As it happens I have a soft spot for most of the characters apart from Minna, so I truly enjoyed the book and was curious to find out how it ends, hence I read it in one day. This interest and excitement however did not make me oblivious to further shortcomings of this book, like the fact that on several occasions Oliver hints at something but doesn’t follow through. There is a character who’s presence in the book does not make a lot of sense except for reasons that leave behind the bitter aftertaste of an overtly contructed narrative for the sake of pushing some matters ahead. Also, while we learn that Trenton was in a car accident and nearly died, we never find out what exactly happened – something that I would like to know, especially since the accident is repeatedly mentioned and referred to and seems to be an important part of his story. Amy, Minna’s daughter, seems to mainly be used as a sort of prop whenever its needed regarding the plotline. Alice once mentions that she turned her back on her family when marrying her husband, but she never explains what exactly happens – so why the hell even mention it? For the sake of pushing the clichè of her story even further? 

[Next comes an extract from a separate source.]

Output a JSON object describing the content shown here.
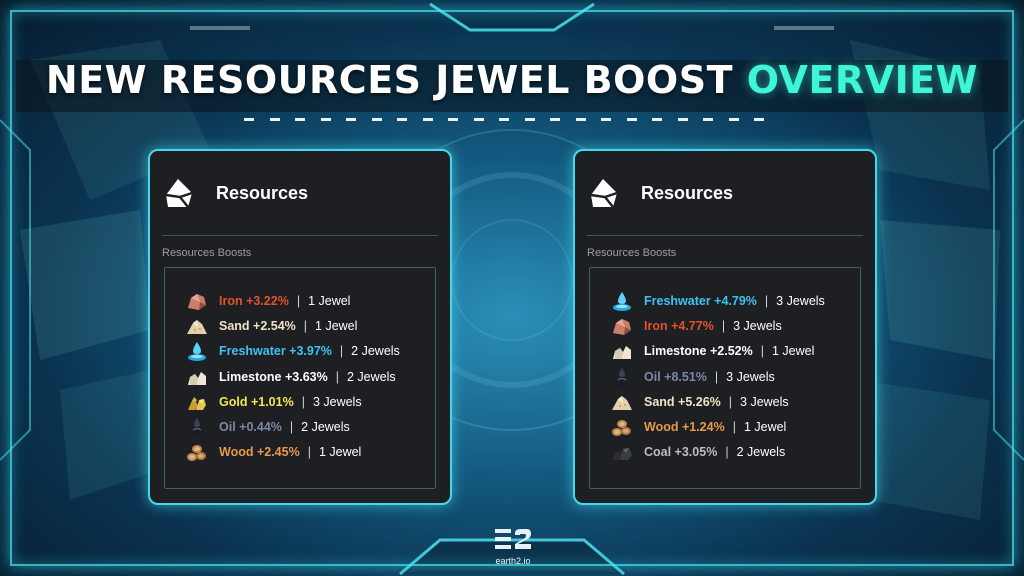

I imagined lying down with Thomas under a blanket filled with down, talking late into the night, waking up with the tips of our noses cold and the windows patterned with frost.

I imagined that we would be happy together, that together, we would be home.

This is Alice. And [spoiler alert] surprise, surprise: Thomas is not her husband.
Alice’s story was my favorite, maybe because it reminded me of other tragic characters I love, like John Williams’ Stoner or Willy Vlautin’s protagonists. Together with Sandra and Trenton she also get’s the best chance to spread her wings and try to evolve into something more than just another story tableau. You have to see for yourself how this works out for you – I loved her voice, they way she tells not only her own, but also the Walker’s story, and even Sandra’s. She is the oldest and the wisest, the first of them, at least as far as we know. It’s another cliche, maybe, but it also makes her the most sympathetic, at least in my opinion. Sandra too gets a opportunity to develop her story. Her at times vulgar language makes her even more likable, especially when she brings highly delicate issues to the point in her very own way. Thereby she is an obvious opposite to the tight-lipped Alice. Still: another clichè… 

Long story short: it’s entertaining, it’s gripping, and it’s interesting; though it may not always be easy to ignore certain ruptures within the storyline, I really enjoyed this book.